When archaeologist Howard Carter discovered Tutankhamun’s tomb in 1922, he additionally uncovered many well-preserved Egyptian alabaster vessels, lots of which had sticky, darkish brown, fragrant natural residue. Simply over a decade later, analytical chemist Alfred Lucas concluded that almost all of those natural supplies weren’t unguents or perfumes. These vases at the moment are on the Grand Egyptian Museum in Giza, and their natural residues haven’t been studied once more since.

Apparently, Carter had seen finger marks contained in the alabaster vessels—proof indicating the traditional looters had tried to retrieve as a lot of their contents as doable. In line with the researchers, most of the focused vessels had the identical darkish brown substances that Lucas determined weren’t perfumes.

Vessel Wiped Clean
An alabaster vessel from Tutankhamun’s tomb with finger marks. © Courtesy of the Griffith Institute, College of Oxford / Journal of Jap Mediterranean Archaeology and Heritage Research (2025) 13 (3): 317–333 / Artistic Commons Attribution CC-BY-NC-ND

Merely put, the contents of those vessels should have been beneficial. Not solely had been they buried with a pharaoh, however they had been additionally stolen, Koh stated. Historic individuals in all probability wouldn’t have cared a lot about customary unguents and perfumes.

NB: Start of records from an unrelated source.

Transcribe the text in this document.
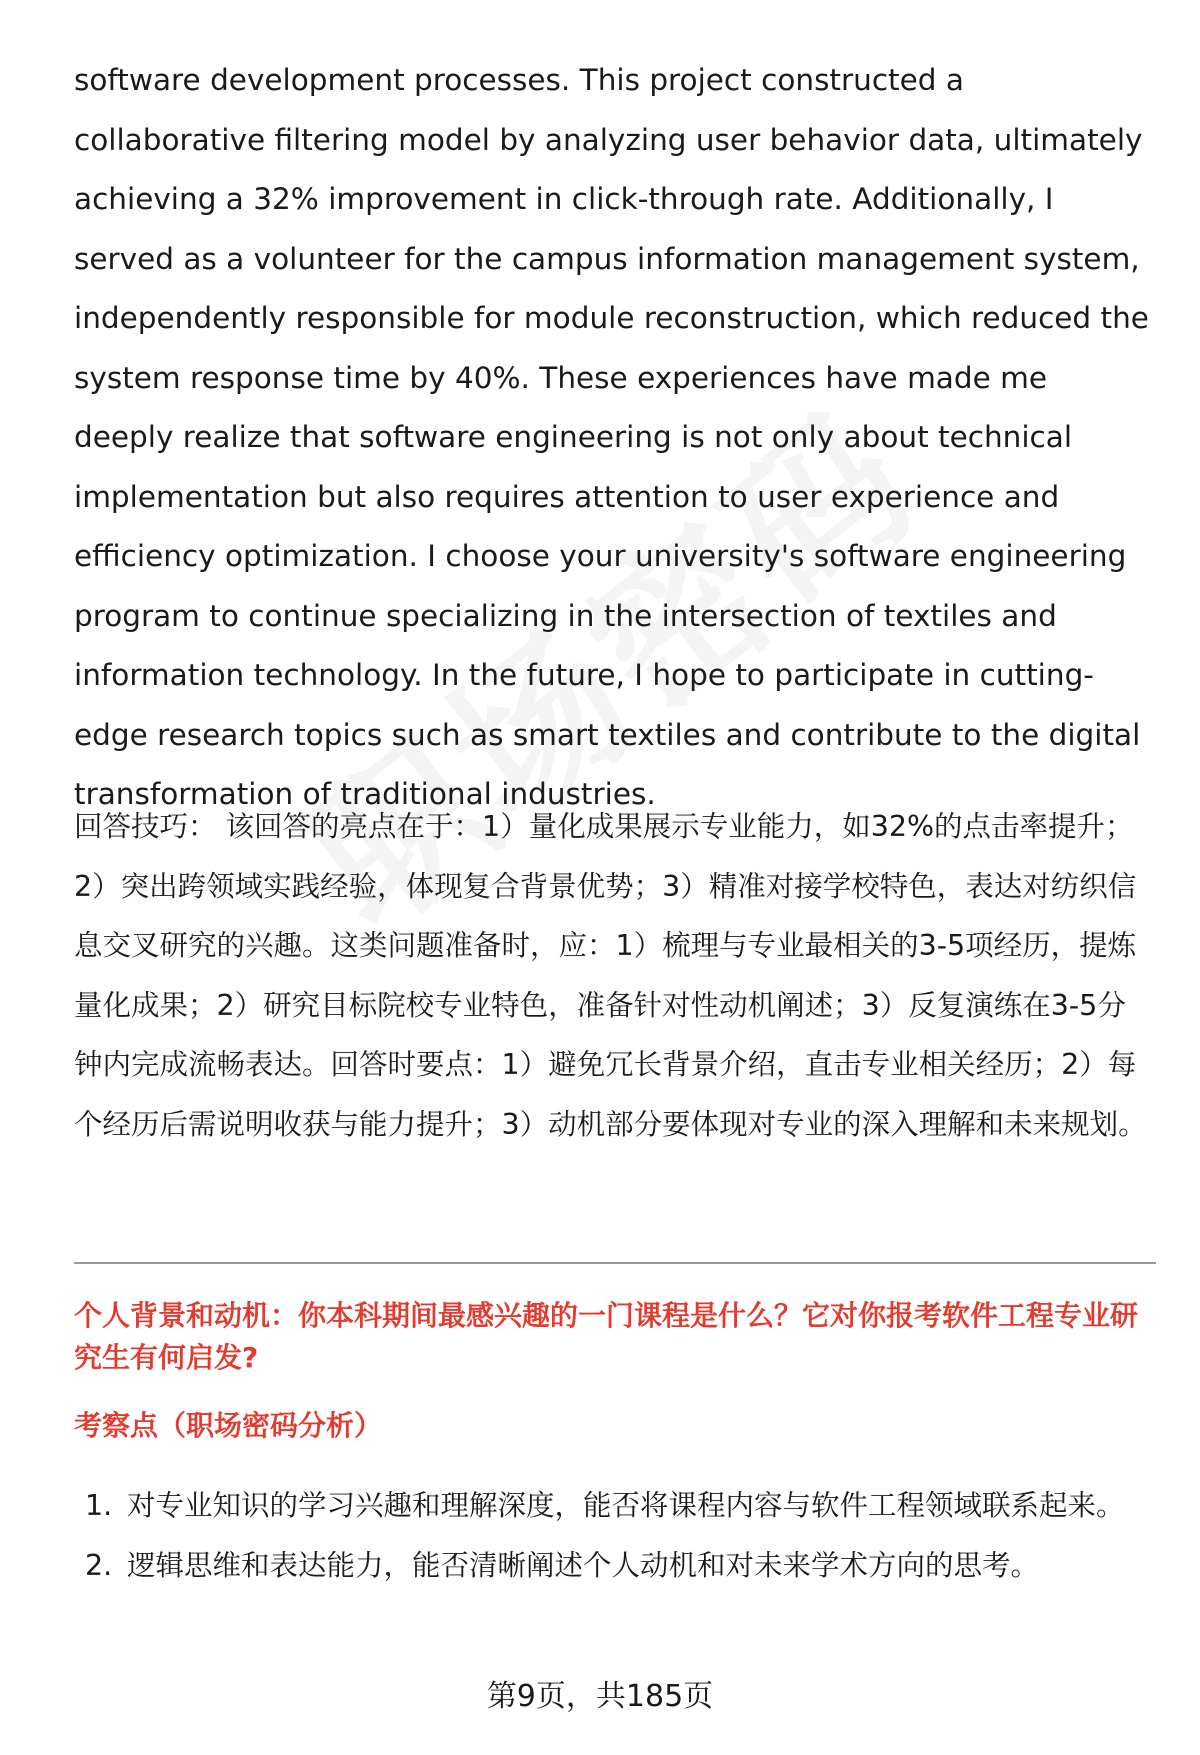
software development processes. This project constructed a collaborative filtering model by analyzing user behavior data, ultimately achieving a 32% improvement in click-through rate. Additionally, I served as a volunteer for the campus information management system, independently responsible for module reconstruction, which reduced the system response time by 40%. These experiences have made me deeply realize that software engineering is not only about technical implementation but also requires attention to user experience and efficiency optimization. I choose your university's software engineering program to continue specializing in the intersection of textiles and information technology. In the future, I hope to participate in cutting-edge research topics such as smart textiles and contribute to the digital transformation of traditional industries.

回答技巧： 该回答的亮点在于：1）量化成果展示专业能力，如32%的点击率提升；2）突出跨领域实践经验，体现复合背景优势；3）精准对接学校特色，表达对纺织信息交叉研究的兴趣。这类问题准备时，应：1）梳理与专业最相关的3-5项经历，提炼量化成果；2）研究目标院校专业特色，准备针对性动机阐述；3）反复演练在3-5分钟内完成流畅表达。回答时要点：1）避免冗长背景介绍，直击专业相关经历；2）每个经历后需说明收获与能力提升；3）动机部分要体现对专业的深入理解和未来规划。

个人背景和动机：你本科期间最感兴趣的一门课程是什么？它对你报考软件工程专业研究生有何启发?
考察点（职场密码分析）
1. 对专业知识的学习兴趣和理解深度，能否将课程内容与软件工程领域联系起来。
2. 逻辑思维和表达能力，能否清晰阐述个人动机和对未来学术方向的思考。
第9页，共185页
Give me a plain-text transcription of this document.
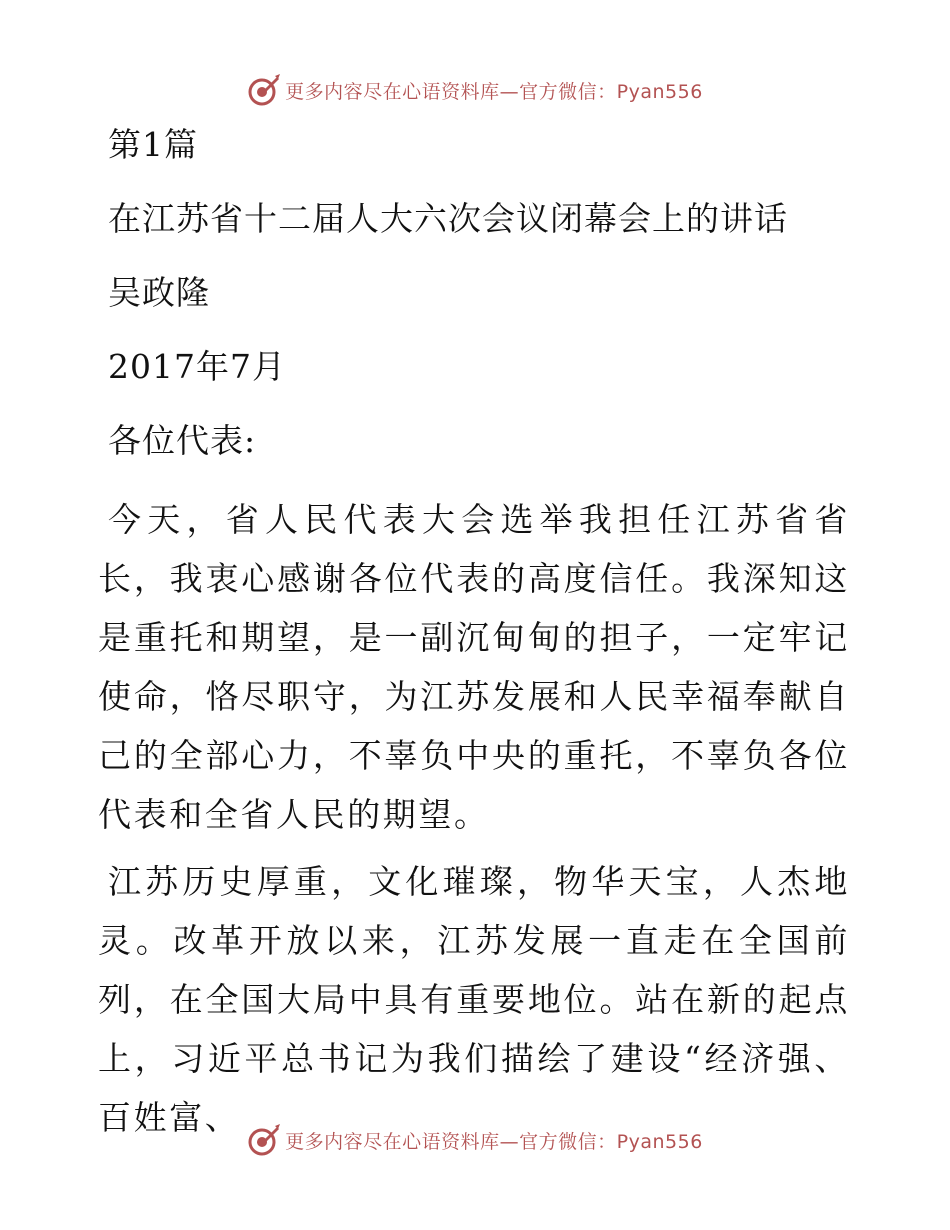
更多内容尽在心语资料库—官方微信：Pyan556
第1篇
在江苏省十二届人大六次会议闭幕会上的讲话
吴政隆
2017年7月
各位代表:

今天，省人民代表大会选举我担任江苏省省长，我衷心感谢各位代表的高度信任。我深知这是重托和期望，是一副沉甸甸的担子，一定牢记使命，恪尽职守，为江苏发展和人民幸福奉献自己的全部心力，不辜负中央的重托，不辜负各位代表和全省人民的期望。

江苏历史厚重，文化璀璨，物华天宝，人杰地灵。改革开放以来，江苏发展一直走在全国前列，在全国大局中具有重要地位。站在新的起点上，习近平总书记为我们描绘了建设“经济强、百姓富、

更多内容尽在心语资料库—官方微信：Pyan556
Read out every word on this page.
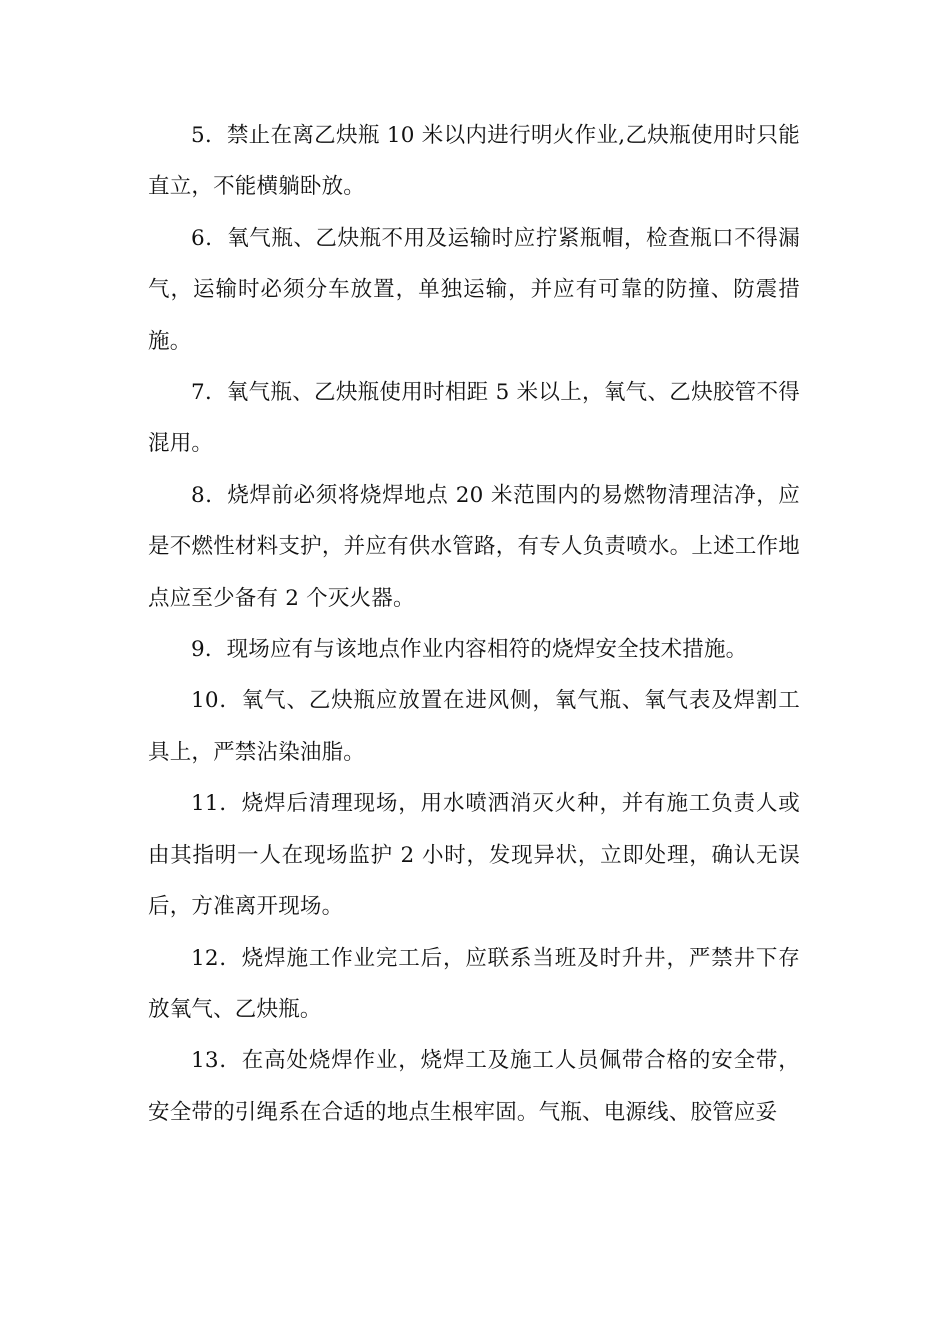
5．禁止在离乙炔瓶 10 米以内进行明火作业,乙炔瓶使用时只能直立，不能横躺卧放。

6．氧气瓶、乙炔瓶不用及运输时应拧紧瓶帽，检查瓶口不得漏气，运输时必须分车放置，单独运输，并应有可靠的防撞、防震措施。

7．氧气瓶、乙炔瓶使用时相距 5 米以上，氧气、乙炔胶管不得混用。

8．烧焊前必须将烧焊地点 20 米范围内的易燃物清理洁净，应是不燃性材料支护，并应有供水管路，有专人负责喷水。上述工作地点应至少备有 2 个灭火器。

9．现场应有与该地点作业内容相符的烧焊安全技术措施。

10．氧气、乙炔瓶应放置在进风侧，氧气瓶、氧气表及焊割工具上，严禁沾染油脂。

11．烧焊后清理现场，用水喷洒消灭火种，并有施工负责人或由其指明一人在现场监护 2 小时，发现异状，立即处理，确认无误后，方准离开现场。

12．烧焊施工作业完工后，应联系当班及时升井，严禁井下存放氧气、乙炔瓶。

13．在高处烧焊作业，烧焊工及施工人员佩带合格的安全带，安全带的引绳系在合适的地点生根牢固。气瓶、电源线、胶管应妥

The hookahs of the traditional world

For now, researchers “have discovered opiate chemical signatures that Egyptian alabaster vessels connected to elite societies in Mesopotamia and embedded in additional atypical cultural circumstances inside historic Egypt,” Koh stated. “It’s doable these vessels had been simply recognizable cultural markers for opium use in historic occasions, simply as hookahs as we speak are connected to shisha tobacco consumption. Analyzing the contents of the jars from King Tut’s tomb would additional make clear the position of opium in these historic societies.”

No matter is in Tut’s vessels, it should be higher than a hallucinogenic cocktail of bodily fluids and alcohol.